Chattanooga Times Free Press

VARIANT RISK IS REAL; STOP THE BLAME GAME

- Hugh Hewitt

When evidence first surfaced that a new and deadly virus had emerged in Wuhan, China, the initial U.S. response fell into three rough categories: alarm, dismissive scorn, silence.

Among the first to sound warnings of various kinds in the United States were four Republican­s: Sen. Tom Cotton, R-Ark.; then-national security adviser Robert O’Brien, and O’Brien’s deputy, Matthew Pottinger; and then-Secretary of State Mike Pompeo.

Among those Democrats in D.C. who also sounded the klaxon was Ron Klain, now the White House chief of staff under President Biden, and who also served as the Ebola czar, among other posts, in the Obama administra­tion.

What matters now is not, “Who was right in early 2020?” What matters now is that the alarms were muffled by skeptics, and responsibl­e people were ignored because of the weight of the uncertain nature of the informatio­n available — and our inherent tendency to ignore problems. There is a lesson for everyone in this: When a few smart people are alarmed about a threat, we’d all be wiser to stop and consider whether our broader reflexes and instincts are not merely wrong, but catastroph­ically so.

This is one of those moments. Right now, there is a wholly misplaced sense of virus complacenc­y settling into place in the United States. Those who have been vaccinated may be thinking, “I missed that bullet,” or experienci­ng a sense of relief.

Those who refuse or decline to get the vaccine, for other than reasons affirmed by science, are gambling that the responsibi­lity of others will provide a collective shield under which they can wait it out. That shield, however, is far, far from 100% effective. This false sense of security is unfortunat­e, even as the vaccines stop or diminish the worst effects of the virus, including its known variants.

At this moment, the national security case for the federal and state government­s to mandate vaccinatio­ns among the active-duty military and National Guard is so obvious as to foreclose debate. The same is true for all employees at all levels of federal, state and local government­s. We don’t know what is ahead; it could be awful, and so the government­s have to act accordingl­y. Mandates on the private sector are beyond the government’s authority right now, but it may not remain that way: The risks are that real.

What we don’t know — the “known unknown,” as the late Donald Rumsfeld memorably put it — is how many more variants will arrive, and whether one or more will not only defeat the vaccines that exist but also prove deadlier and more contagious than the first waves. We just don’t know.

We are, right now, much closer to a follow-on pandemic stalking the globe than we were at the time of the initial confirmed Wuhan outbreak in late 2019, for the simple reason that we have hundreds of millions of cases of the virus abroad. Each possesses the chance to mutate into a more deadly form. In his peerless history, “The Great Influenza: The Story of the Deadliest Pandemic in History,” John M. Barry writes that the original flu virus of that period went through nearly a dozen mutations during the summer of 1918 before it returned in its deadliest form. Our bias now is to assume that the period of unpreceden­ted and stunning death is in the past, that we have already experience­d peak suffering. It ain’t necessaril­y so.

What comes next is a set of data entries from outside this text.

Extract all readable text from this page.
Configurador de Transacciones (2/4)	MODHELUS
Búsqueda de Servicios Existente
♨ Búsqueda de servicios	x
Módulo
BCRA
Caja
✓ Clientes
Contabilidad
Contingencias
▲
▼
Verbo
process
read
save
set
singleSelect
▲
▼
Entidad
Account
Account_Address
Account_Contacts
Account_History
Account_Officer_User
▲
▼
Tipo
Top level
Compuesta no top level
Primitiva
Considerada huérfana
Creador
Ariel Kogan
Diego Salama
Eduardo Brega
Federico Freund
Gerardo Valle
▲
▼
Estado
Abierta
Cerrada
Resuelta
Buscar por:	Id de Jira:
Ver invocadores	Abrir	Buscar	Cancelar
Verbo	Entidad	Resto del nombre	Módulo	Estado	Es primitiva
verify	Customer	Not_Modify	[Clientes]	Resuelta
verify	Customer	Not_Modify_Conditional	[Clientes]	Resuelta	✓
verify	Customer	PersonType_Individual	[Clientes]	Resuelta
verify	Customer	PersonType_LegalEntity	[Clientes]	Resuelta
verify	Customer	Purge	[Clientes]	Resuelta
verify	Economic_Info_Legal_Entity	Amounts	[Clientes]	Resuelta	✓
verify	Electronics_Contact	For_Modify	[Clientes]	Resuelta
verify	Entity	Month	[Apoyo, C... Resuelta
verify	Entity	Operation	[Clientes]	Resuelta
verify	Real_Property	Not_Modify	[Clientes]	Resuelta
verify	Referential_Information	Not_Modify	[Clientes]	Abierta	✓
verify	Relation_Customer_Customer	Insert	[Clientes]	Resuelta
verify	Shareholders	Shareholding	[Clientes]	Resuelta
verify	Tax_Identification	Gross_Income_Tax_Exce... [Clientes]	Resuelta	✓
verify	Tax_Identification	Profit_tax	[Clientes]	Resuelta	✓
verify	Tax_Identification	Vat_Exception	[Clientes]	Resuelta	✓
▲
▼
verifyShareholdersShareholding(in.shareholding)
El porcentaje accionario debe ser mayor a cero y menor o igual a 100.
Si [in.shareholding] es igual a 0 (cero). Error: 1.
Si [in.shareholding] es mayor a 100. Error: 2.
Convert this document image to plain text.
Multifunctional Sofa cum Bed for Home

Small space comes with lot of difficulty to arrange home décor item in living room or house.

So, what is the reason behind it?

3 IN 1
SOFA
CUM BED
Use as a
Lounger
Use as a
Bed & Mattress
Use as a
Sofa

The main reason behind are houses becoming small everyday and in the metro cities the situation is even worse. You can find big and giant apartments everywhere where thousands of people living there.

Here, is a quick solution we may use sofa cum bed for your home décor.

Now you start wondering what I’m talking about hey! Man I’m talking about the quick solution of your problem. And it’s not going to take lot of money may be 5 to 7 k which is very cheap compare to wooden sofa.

With that recognitio­n should come extraordin­ary caution — not just about declaring victory in the United States — but about next steps. We can’t demonize neighbors we may need to persuade down the line. We can’t spend all the public funds we may need later to survive another shutdown. We must rebuild credibilit­y among the public health agencies where vast damage to trust has been done.

Mostly we need a cease-fire in the pandemic blame-game wars, and a collective turn toward the future and its threats. Very few are covered in glory during the first 18 months of this pandemic. Humility and watchfulne­ss are needed everywhere.